As mentioned above, the rule for capitalizing seasons is you do when they are part of a proper noun. The truth is you’ll seldom see or use the capitalized version unlike with directions where it’s much more common. The Winter Olympics and Summer Olympics are both examples of the capitalized form, and using the capital is correct because the season the event happens in is part of its proper name. Proper names get capitals, so the season, as part of the name, will get a capital letter as well.

Capitalizing is also in order when a season becomes personified. For example, take the sentence, “Bringing all her glory with her Spring is the handmaiden of Summer.” In this sentence, the seasons are being talked about as if they were people, and people’s names always get a capital letter.

Of course, the same would be true if a person happened to have the name of one of the seasons. A girl named Summer or a woman named Autumn would always get a capital letter when their name was used in a sentence.

When Not to Capitalize Seasons

Most authorities agree that if you’re just talking about a season in the normal way, you’d use the lower case. For example, you wouldn’t capitalize the season in the sentence, “She loved her spring flowers and couldn’t abide the winter chill,” since they only refer to the season. In the vast majority of the cases when writing seasons, this will be the case.

Of course, it wouldn’t be any fun is everyone agreed 100% to this┬árule of thumb. As might be expected, there are those who disagree. They argue that the seasons are similar to the months of the year, and in the same way they should always get the capital letter. The good news is most people who hold this point of view agree that using the lower case is currently the accepted form – they just happen to believe that it isn’t quite right.

The above should make it pretty clear when you do and when you don’t capitalize the seasons when writing.
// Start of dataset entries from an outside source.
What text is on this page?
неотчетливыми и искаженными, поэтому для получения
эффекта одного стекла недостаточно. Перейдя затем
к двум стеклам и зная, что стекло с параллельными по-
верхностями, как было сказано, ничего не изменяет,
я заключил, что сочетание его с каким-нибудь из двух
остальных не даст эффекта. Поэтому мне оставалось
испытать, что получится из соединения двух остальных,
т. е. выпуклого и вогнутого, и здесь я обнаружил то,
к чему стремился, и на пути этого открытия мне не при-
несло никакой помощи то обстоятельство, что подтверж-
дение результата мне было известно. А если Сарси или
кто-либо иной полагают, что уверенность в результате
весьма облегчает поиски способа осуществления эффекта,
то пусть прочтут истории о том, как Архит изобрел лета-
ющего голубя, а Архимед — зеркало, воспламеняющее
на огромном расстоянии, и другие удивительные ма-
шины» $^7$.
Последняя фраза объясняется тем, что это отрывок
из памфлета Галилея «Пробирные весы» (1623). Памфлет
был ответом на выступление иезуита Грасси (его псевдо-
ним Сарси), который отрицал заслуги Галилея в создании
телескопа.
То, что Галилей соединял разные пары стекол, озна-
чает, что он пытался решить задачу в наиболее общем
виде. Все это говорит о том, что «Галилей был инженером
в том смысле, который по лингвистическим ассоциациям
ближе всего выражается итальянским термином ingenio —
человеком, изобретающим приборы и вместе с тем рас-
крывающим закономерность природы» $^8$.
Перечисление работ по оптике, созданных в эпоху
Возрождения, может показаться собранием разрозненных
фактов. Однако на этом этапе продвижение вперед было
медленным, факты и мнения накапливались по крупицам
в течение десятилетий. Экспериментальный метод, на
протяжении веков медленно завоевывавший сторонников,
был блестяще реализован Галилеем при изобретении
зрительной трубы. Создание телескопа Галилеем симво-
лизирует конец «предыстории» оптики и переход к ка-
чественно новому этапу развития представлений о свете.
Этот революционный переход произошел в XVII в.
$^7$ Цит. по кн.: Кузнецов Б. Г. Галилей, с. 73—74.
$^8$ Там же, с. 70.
Now you have the knowledge to help others who aren’t sure when they should and shouldn’t capitalize the seasons, and you should even be able to clearly explain the reason why.

To Recap

  • Do you capitalize winter? No, not unless winter is part of a proper name.
  • Do you capitalize summer? No, not unless summer is being used as part of a proper name.
  • Do you capitalize spring? No, not unless the word spring is a part of a proper name.
  • Do you capitalize autumn or fall? No, not unless fall or autum are used as part of a proper name.

(Photo courtesy of Rachel Kramer)

3 comments

  1. I wish that it were easier to remember when to capitalize things like this. It gets so confusing. capitalize months and days of the week, but not seasons? They all tell us an amount of time. It seems that seasons should be capitalized. but that’s just my opinion.

    1. Oh, come on, remembering this isn’t all that difficult. It’s not like it’s algebra or physics or anything along those lines. All you have to do is put it in your head once and you can remember it for a lifetime. It’s a simple as remembering that winter, spring, summer, and fall are only capitalized when they happen to be part of a proper name.

  2. You could have summed up this entire article by just saying you don’t capitalize north, south, east or west except when they happen to be part of the name. There, I just wrote your entire article for you in a single sentence.